The idea that academia breeds socialism because "[t]he intellectual wants the whole society to be a school writ large" just makes no sense. Nozick focuses on the idea of a centralized system being common to both academia and socialism. Since I knew a few socialist and even marxist students and faculty, I can speak from personal experience that these people wanted a "de-centered" classroom and education system. Nozick's analysis is far removed from reality about socialists in academia. They focus on constructivist methods, for example, in which students come to understanding on their own. Now, if centrality is what defines academia and socialism, these socialist educators would hold to a teacher-center model. But they don't.

This kind of critique is odd for it criticizes a group based on their lack of contact with the "real world" while itself relying on a very artificial, politically convenient, and neat model.

Finally, a word about these "anti-capitalists." Critiquing capitalism is not the same as rejecting it. To a certain extent, I have found value in postmodernism simply as a tool of analysis (which wasn't a far reach actually after my studies in classical logic). Marxism as a critical framework has its value, as does "traditional" textual analysis. Along with many others, I walked away from my exposure to these ideas (which I admittedly was very skeptical of) a better scholar, analyst, and even educator because I saw something worthwhile in them all. Yet, I am hardly a postmodernist or feminist or marxist. I wouldn't replace capitalism because there is nothing better. However, I would be naive if I thought it was perfect. If anything I am a realist about capitalism, who thinks that its abuses can be corrected (though not by some invisible hand of the market) by various means. I accept the bad with the good, compared to some idealistic capitalists who *do* believe that there is a natural, corrective order in capitalism.
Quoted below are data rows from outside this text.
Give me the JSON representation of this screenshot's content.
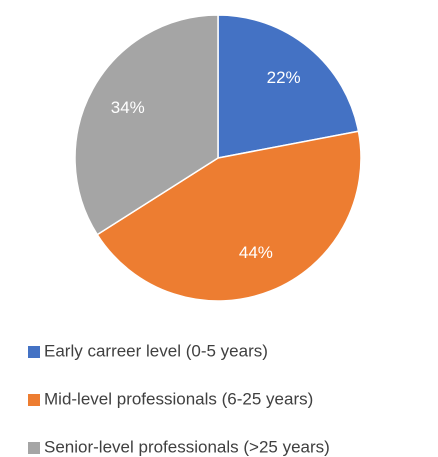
{
  "chart_data": {
    "type": "pie",
    "categories": [
      "Early carreer level (0-5 years)",
      "Mid-level professionals (6-25 years)",
      "Senior-level professionals (>25 years)"
    ],
    "values": [
      22,
      44,
      34
    ],
    "value_labels": [
      "22%",
      "44%",
      "34%"
    ],
    "colors": [
      "#4472c4",
      "#ed7d31",
      "#a5a5a5"
    ],
    "legend": "bottom"
  }
}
Except for one or two die-hard marxists, I knew of no one who thought that capitalism had to be replaced. In fact--and in contradiction once again to the idea of academics as socialists--the post-modernists and feminists that I knew were some of the most competitive people I've met.

I have found that generalizations are at best momentarily serviceable. The complexity of reality renders the generalizations them misleading for the most part. Actually, I'm wrong about the service of generalizations: They are extremely useful in demonizing and extolling because they simplify the lines. I'm even more wary of models that tie up loose ends and make convient cause/effect conclusions, such as in this case where two demons (socialists and liberal arts academia) inhabit the same body. Such multi-headed demons are myth.

FYI, I spent 12 years in school and attended 3 different universities. I encountered far more teachers on the right than on the left. I have spent the last 12 years working for both small and very, very large companies.